Entenda o que explica a onda de manifestações na América do Sul

Especialistas atribuem protestos no Chile, Bolívia e Equador à incapacidade do sistema político-econômico de atender a demandas sociais e propor futuro digno para a maioria da população


postado em 03/11/2019 04:00 / atualizado em 02/11/2019 21:54

A polícia chilena tem reprimido o levante nas ruas com violência, o que deixou 23 mortos em duas semanas(foto: Javier Torres/AFP)
A polícia chilena tem reprimido o levante nas ruas com violência, o que deixou 23 mortos em duas semanas (foto: Javier Torres/AFP)

 
Brasília – Manifestantes reprimidos pelas forças de segurança, em cenas que remontam aos anos de chumbo. Outubro cortejou as memórias da ditadura na América do Sul. Os protestos começaram no Equador, quando o direitista Lenín Moreno pôs fim aos subsídios sobre os preços dos combustíveis, o que levou a aumento exorbitante. Os confrontos com a polícia deixaram oito mortos. Onze dias depois, Moreno retrocedeu e anulou o decreto. Outra revolta social impactou o Chile, e um protesto contra o aumento na tarifa do metrô se tornou ato contra o também direitista Sebastián Piñera.

Acuado, Piñera impôs toque de recolher em Santiago e nas principais cidades do país. Saques, violência e reação desmedida dos militares fizeram 23 mortos nas últimas duas semanas. Na Bolívia, suspeitas de fraude nas eleições, que deram o quarto mandato ao socialista Evo Morales, também detonaram um levante popular. Especialistas consultados pelo Estado de Minas atribuem a instabilidade nessas nações à crise dos processos democráticos na região.

Professor de política comparativa e da América Latina pela London School of Economics (LSE), o uruguaio Francisco Panizza admite que as democracias nessa área do planeta sofrem de um conjunto de debilidades importantes. “Elas incluem fragilidades dos mecanismos de representação política, tais como partidos; percepções de que os governos beneficiam poucos, e não a maioria da população; serviços públicos de má qualidade; altos níveis de corrupção; e quase nenhuma confiança nas instituições”, observa. “Se a isso somarmos níveis de desigualdade bastante altos e economias que cresceram pouco ou nada nos últimos cinco anos, temos todos os ingredientes para o mal-estar político atual.”

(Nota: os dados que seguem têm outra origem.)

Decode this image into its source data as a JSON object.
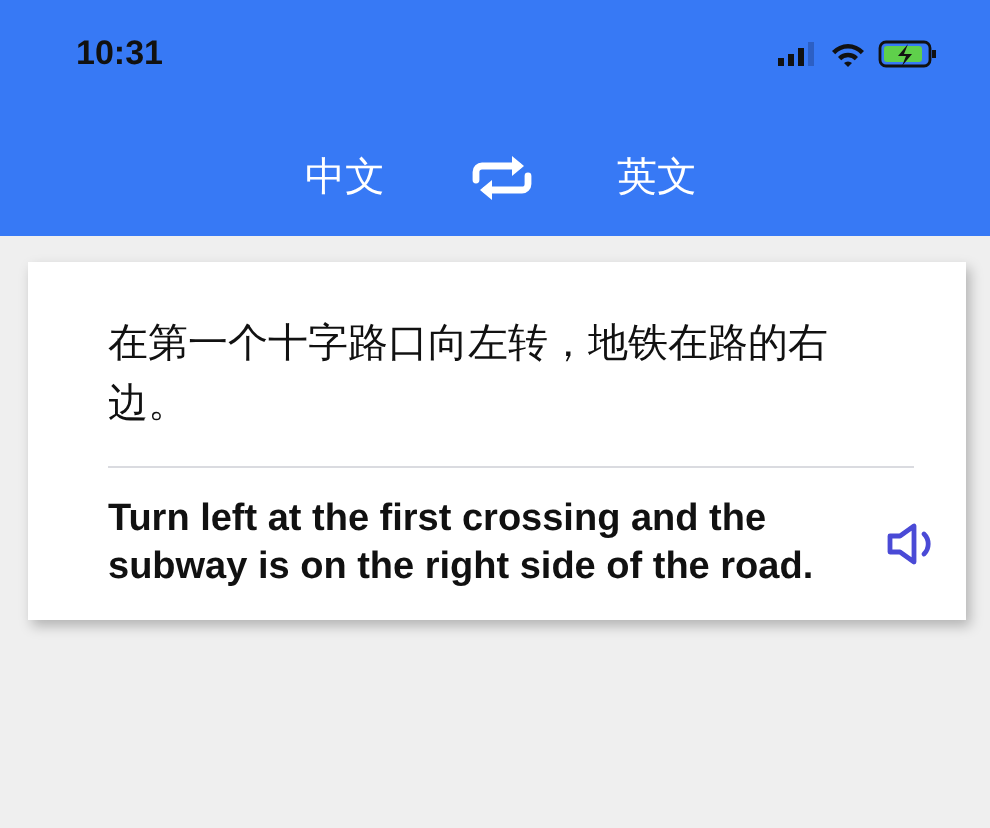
{
  "status_bar": {
    "time": "10:31"
  },
  "language_bar": {
    "source": "中文",
    "target": "英文"
  },
  "card": {
    "source_text": "在第一个十字路口向左转，地铁在路的右边。",
    "translation": "Turn left at the first crossing and the subway is on the right side of the road."
  }
}
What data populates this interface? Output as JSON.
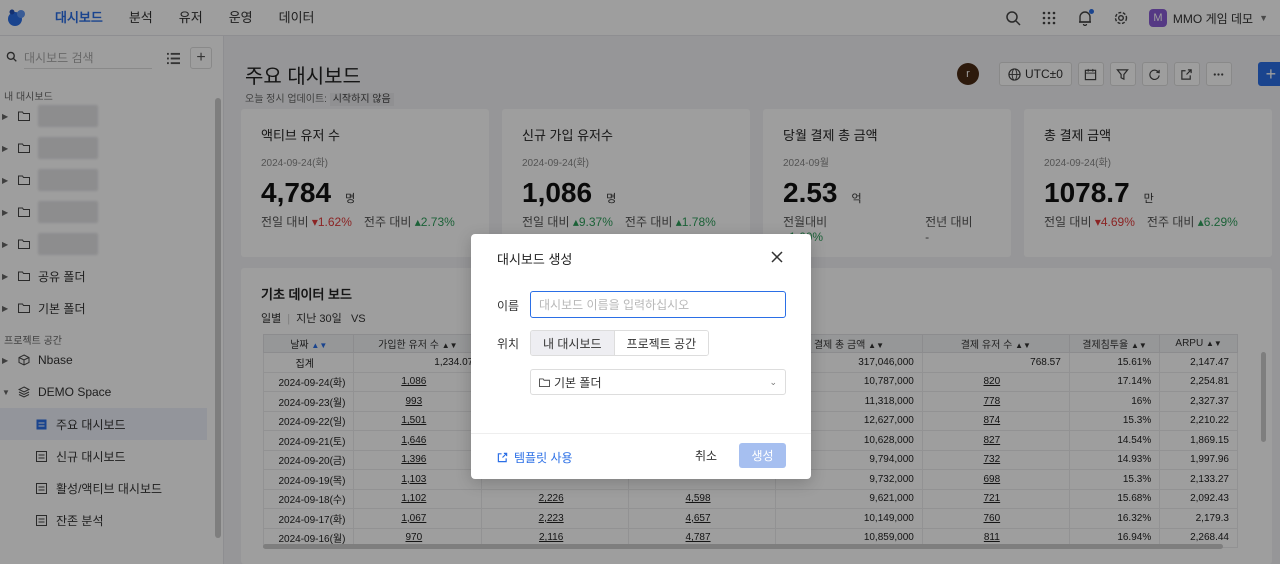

Panizza recorda que Brasil e Chile eram reconhecidamente as democracias mais consolidadas da América Latina. “Os eventos dos últimos anos e das últimas semanas nos mostram que importantes patologias políticas e sociais estavam ocultas por trás dessa percepção, especialmente sistemas políticos com baixa capacidade de processar demandas sociais legítimas, além da falta de mecanismos institucionais de participação política”, comentou.

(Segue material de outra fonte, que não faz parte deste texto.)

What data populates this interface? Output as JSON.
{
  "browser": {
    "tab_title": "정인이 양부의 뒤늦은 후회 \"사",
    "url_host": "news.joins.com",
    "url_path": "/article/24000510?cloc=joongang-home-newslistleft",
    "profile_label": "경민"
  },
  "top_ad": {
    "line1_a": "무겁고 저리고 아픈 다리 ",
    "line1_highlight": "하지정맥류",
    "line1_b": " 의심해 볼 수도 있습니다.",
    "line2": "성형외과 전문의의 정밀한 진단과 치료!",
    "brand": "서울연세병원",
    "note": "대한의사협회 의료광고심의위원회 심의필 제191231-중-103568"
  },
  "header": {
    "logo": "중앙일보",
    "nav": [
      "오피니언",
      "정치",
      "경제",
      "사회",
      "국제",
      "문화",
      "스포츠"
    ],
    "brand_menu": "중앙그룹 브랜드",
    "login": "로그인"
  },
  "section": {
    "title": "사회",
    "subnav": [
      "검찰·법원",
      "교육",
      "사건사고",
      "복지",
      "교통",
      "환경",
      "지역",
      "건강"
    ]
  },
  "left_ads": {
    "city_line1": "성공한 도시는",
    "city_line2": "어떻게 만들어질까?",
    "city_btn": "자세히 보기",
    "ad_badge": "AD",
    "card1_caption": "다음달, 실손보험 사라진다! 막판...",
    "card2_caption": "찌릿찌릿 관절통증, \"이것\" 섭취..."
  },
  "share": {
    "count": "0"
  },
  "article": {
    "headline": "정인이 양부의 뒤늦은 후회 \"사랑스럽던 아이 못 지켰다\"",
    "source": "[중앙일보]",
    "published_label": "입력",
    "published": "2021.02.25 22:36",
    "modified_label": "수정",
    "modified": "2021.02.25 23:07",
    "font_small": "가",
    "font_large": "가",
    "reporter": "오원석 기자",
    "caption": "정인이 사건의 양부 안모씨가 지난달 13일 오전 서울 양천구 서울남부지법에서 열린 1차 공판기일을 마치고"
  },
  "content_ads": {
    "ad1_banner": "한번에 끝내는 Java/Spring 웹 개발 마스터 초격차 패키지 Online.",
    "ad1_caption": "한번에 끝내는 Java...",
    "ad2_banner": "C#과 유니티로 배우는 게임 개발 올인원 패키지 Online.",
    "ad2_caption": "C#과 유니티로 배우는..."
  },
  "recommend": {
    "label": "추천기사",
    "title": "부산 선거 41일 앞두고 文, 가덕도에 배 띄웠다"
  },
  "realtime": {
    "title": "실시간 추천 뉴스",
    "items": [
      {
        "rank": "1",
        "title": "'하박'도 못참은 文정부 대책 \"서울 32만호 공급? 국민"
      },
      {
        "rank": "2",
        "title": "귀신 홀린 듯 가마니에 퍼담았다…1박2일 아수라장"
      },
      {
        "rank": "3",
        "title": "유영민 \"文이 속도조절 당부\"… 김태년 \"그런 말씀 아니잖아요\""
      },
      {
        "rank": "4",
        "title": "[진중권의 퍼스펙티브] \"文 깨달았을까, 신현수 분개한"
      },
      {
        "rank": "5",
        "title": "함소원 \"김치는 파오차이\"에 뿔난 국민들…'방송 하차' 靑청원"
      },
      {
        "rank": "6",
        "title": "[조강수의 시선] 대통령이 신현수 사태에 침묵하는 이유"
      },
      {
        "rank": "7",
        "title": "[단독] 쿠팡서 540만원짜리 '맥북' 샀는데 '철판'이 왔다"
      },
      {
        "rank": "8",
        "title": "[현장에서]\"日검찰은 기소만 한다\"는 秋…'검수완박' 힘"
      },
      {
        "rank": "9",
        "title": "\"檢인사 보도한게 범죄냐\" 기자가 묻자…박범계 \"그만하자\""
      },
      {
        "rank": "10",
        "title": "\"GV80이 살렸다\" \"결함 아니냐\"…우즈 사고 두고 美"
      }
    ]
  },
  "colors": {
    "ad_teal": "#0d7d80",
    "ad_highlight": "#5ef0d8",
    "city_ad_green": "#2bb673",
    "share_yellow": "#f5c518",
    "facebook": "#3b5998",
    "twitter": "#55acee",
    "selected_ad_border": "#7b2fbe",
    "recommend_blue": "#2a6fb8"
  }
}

A recente eleição da chapa peronista Alberto Fernández—Cristina Kirchner na Argentina sugere, segundo Panizza, que a democracia está muito mais arraigada. “As recentes eleições são exemplo de sistema político organizado em um bloco de centro-esquerda e em um de centro-direita, sem espaço para atores extrainstitucionais”, disse. Para Juan Battaleme, especialista em defesa e em política externa do Centro de Estudios Macroeconómicos de Argentina (Cema), existem diversos graus de institucionalização dos processos democráticos na América Latina.

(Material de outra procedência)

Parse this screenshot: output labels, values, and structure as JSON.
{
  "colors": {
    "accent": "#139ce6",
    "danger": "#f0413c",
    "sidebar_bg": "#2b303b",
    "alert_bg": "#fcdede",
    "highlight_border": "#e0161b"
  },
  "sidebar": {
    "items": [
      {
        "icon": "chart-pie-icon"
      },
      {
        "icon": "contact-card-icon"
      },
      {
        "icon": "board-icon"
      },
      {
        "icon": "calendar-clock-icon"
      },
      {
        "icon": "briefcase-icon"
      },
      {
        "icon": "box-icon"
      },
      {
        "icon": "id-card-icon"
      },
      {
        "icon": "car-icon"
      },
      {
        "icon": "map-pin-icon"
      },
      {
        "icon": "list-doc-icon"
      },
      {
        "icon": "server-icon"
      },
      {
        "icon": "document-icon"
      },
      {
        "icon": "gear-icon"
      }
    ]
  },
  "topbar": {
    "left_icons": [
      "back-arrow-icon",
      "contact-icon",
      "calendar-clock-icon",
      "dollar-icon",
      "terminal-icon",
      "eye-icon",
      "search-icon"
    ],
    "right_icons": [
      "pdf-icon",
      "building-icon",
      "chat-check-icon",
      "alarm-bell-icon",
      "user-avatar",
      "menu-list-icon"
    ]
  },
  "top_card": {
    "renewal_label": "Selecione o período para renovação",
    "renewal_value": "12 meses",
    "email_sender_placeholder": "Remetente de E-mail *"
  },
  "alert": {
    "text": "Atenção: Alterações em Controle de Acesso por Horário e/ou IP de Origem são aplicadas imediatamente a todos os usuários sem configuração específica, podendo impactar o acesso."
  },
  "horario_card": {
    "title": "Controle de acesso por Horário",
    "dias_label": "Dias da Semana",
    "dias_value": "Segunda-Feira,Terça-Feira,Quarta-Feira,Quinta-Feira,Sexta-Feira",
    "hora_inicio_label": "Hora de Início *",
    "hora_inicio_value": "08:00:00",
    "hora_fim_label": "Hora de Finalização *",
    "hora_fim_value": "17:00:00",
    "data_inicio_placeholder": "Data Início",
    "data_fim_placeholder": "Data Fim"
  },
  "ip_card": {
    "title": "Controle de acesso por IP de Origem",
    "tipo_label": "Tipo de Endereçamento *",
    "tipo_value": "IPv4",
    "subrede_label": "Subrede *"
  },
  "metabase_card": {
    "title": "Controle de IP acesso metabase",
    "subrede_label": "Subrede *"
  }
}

“O principal problema é que esses processos não canalizam nem resolvem tensões sociais, as quais se dirimem nas ruas, como ocorre sempre em todos os movimentos que emergem de sistemas políticos em crise”, explicou Battaleme. O especialista adverte sobre o risco de convulsão social no Brasil e lembra que ele se insere na instabilidade dos oficialismos, perpassando rótulos de esquerda ou direita. “Quando os oficialismos são de direita ou 'não populares', as expressões 'anti' se tornam muito abertas e explícitas. A resistência à potencial instauração de governos populistas é igual em todos os países. Não se trata de falar de ganhadores e perdedores, mas da expectativa de milhares de homens e mulheres sobre seu futuro e sua integração funcional na sociedade.”

FOCO NA MINORIA O boliviano Máximo Quitral — diretor do Instituto de Política Latino-Americana (Ipolat), em Santiago do Chile — entende que as democracias sul-americanas não estão robustas e enfrentam reverberações das ditaduras. “Os fantasmas dos golpismos seguem presentes. O presidencialismo, enquanto regime político, é uma fórmula um tanto esgotada, que necessita de revisão”, diz.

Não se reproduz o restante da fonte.